The problem is structural: those experts are aging out of the workforce, and younger workers are reluctant to fill their shoes. Transferring tacit knowledge through apprenticeship and mentorship is slow, expensive, and error-prone. Meanwhile, the infrastructure keeps growing – making the maintenance gap increasingly critical.
Physical infrastructure maintenance is a massive market with massive problems and massive money flows. And most startups simply don't go there – because their founders never look in that direction.

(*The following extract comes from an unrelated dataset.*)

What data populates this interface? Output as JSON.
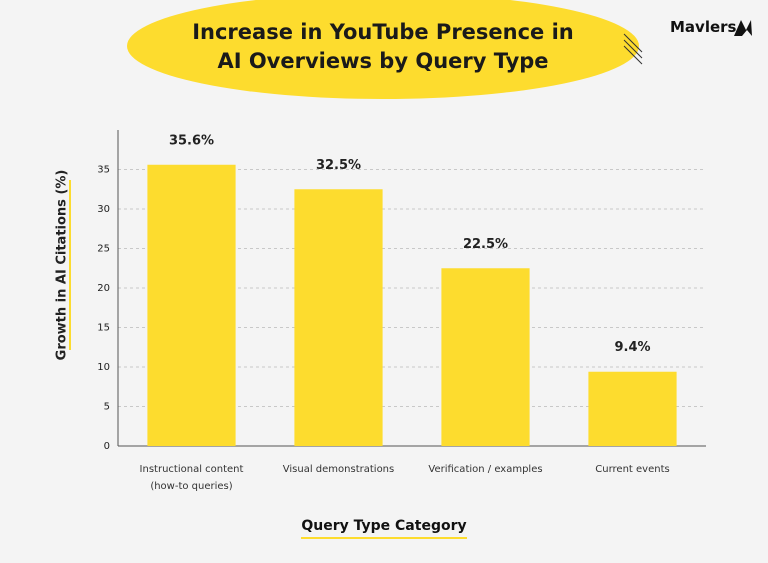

As the founder of Squint ([covered here](/review/zdes-u-tebja-100-shansov-pobedit-glavnogo-konkurenta)) put it: "For some reason, manufacturing and industrial operations are abandoned topics in the tech world. Even now, it's nearly impossible to gather founders building in manufacturing, because almost none are in Silicon Valley. So when we talk about our main competitors, we're not talking about other startups – we're talking about binders full of printed instructions."
Squint built a conceptually similar platform to Cloneable – but for factory workers who can point their phone at a machine and get step-by-step maintenance or troubleshooting instructions. Squint has raised $59M, including $40M last August. DeepHow ([covered here](/review/programmirovat-nuzhno-ne-kompjutery-a-ljudej)) raised $37.1M on a comparable concept. Zaptic raised $19M in the same space.
A more recent example: Circuit ([covered here](/review/ii-umejushhij-otvechat-na-voprosy-bolshe-ne-nuzhen)) raised $30M in February and has attracted more than $70M total, building an expert knowledge transfer platform for manufacturers and service companies.
XOi ([covered here](/review/tema-v-kotoroj-mozhno-i-horosho-zarabatyvat-i-horosho-prodatsja)) raised $200M last February for an app that lets a technician photograph the nameplate on equipment and receive both a step-by-step diagnostic procedure and a step-by-step repair guide.
Staying closer to Cloneable's specific domain of infrastructure inspection: Dutch startup Perry ([covered here](/review/peresadka-golovy-kak-vostrebovannaja-biznes-model)) raised its first €1.6M last summer for a simpler platform that nonetheless helps companies address the shortage of qualified inspectors and maintenance specialists.
Building AI solutions is obviously the hottest area in technology right now – no argument there. But the question isn't whether to build AI; it's what to build it for.
Want a large market and minimal competition? Go into the physical world. Manufacturing, infrastructure maintenance, equipment repair and servicing. That's the general direction, with plenty of specific niches to choose from based on what feels most natural.
The money is there. The problems are there. Many of them are solvable with AI today. But most founders simply don't look that way. So maybe you should.